Many of us desire to be accepted as peers at the ‘table of science’ and the ‘table of engineering’. Our current answers to this question are apparently not sufficiently compelling for us to be accepted at those tables.”

It seems to me as though a natural result of the spreading of computational thinking would be the dissolution of this ossified hierarchy that seems to be implicit in these “communities of practice”. We learned how important these distinct communities were during the early years of computing, and how their fingerprints can still be seen on our modern devices, but I believe that once we gain a deeper grasp on the ever-present computational processes surrounding us, “computers” will no longer be seen as being native to the disciplines of science or engineering, but will rather be as intrinsic to all fields as reading and writing are.
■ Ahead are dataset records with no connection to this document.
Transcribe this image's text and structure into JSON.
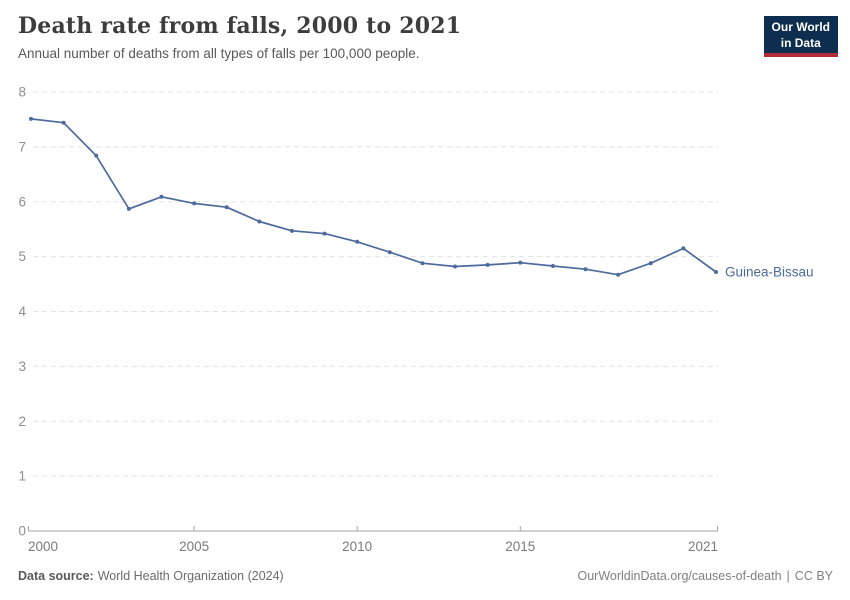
{
  "header": {
    "title": "Death rate from falls, 2000 to 2021",
    "subtitle": "Annual number of deaths from all types of falls per 100,000 people.",
    "logo": {
      "line1": "Our World",
      "line2": "in Data"
    }
  },
  "chart_data": {
    "type": "line",
    "title": "Death rate from falls, 2000 to 2021",
    "ylabel": "",
    "xlabel": "",
    "xlim": [
      2000,
      2021
    ],
    "ylim": [
      0,
      8
    ],
    "xticks": [
      2000,
      2005,
      2010,
      2015,
      2021
    ],
    "yticks": [
      0,
      1,
      2,
      3,
      4,
      5,
      6,
      7,
      8
    ],
    "grid": "horizontal-dashed",
    "legend_position": "end-of-line-label",
    "series": [
      {
        "name": "Guinea-Bissau",
        "color": "#4c6a9c",
        "x": [
          2000,
          2001,
          2002,
          2003,
          2004,
          2005,
          2006,
          2007,
          2008,
          2009,
          2010,
          2011,
          2012,
          2013,
          2014,
          2015,
          2016,
          2017,
          2018,
          2019,
          2020,
          2021
        ],
        "values": [
          7.51,
          7.44,
          6.84,
          5.87,
          6.09,
          5.97,
          5.9,
          5.64,
          5.47,
          5.42,
          5.27,
          5.08,
          4.88,
          4.82,
          4.85,
          4.89,
          4.83,
          4.77,
          4.67,
          4.88,
          5.15,
          4.72
        ]
      }
    ]
  },
  "colors": {
    "accent_line": "#4c6a9c",
    "logo_navy": "#0d2e4e",
    "logo_red": "#b32d38",
    "gridline": "#e3e3e3",
    "axis": "#a3a3a3"
  },
  "footer": {
    "datasource_label": "Data source:",
    "datasource": "World Health Organization (2024)",
    "link": "OurWorldinData.org/causes-of-death",
    "divider": "|",
    "license": "CC BY"
  }
}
In conclusion, as I try to synthesize all the concepts we’ve learned so far in this class, I come to the question of how will the computational interface and system designs of tomorrow integrate historic design concepts, and interpret semiotic concepts such as extended cognition, affordance, and distributed cognition, to create a more intuitive computational relationship between the user and the machine in order to meet our new computational desires and needs? I’m particularly excited to see these developments as they apply to Artificial Intelligence via concepts like parallel computing and artificial neural networks. As computing continue to become a ubiquitous presence in our lives, breaking down that prevailing “man-machine” illusion may produce even more radical consequences to the way we not only perceive computers, but the very world around us.


  1. Irvine, Martin. “Introduction: Toward a Synthesis of Our Studies on Semiotics, Artefacts, and Computing.
  2. Simon, Herbert A. ” The Sciences of the Artificial. Cambridge, MA: MIT Press, 1996.
  3. Denning, Peter. “What Is Computation?” Originally published in Ubiquity (ACM), August 26, 2010, and republished as “Opening Statement: What Is Computation?” The Computer Journal 55, no. 7 (July 1, 2012): 805-10.
  4. Murray, Janet. “Inventing the Medium: Principles of Interaction Design as a Cultural Practice.” Cambridge, MA: MIT Press, 2012.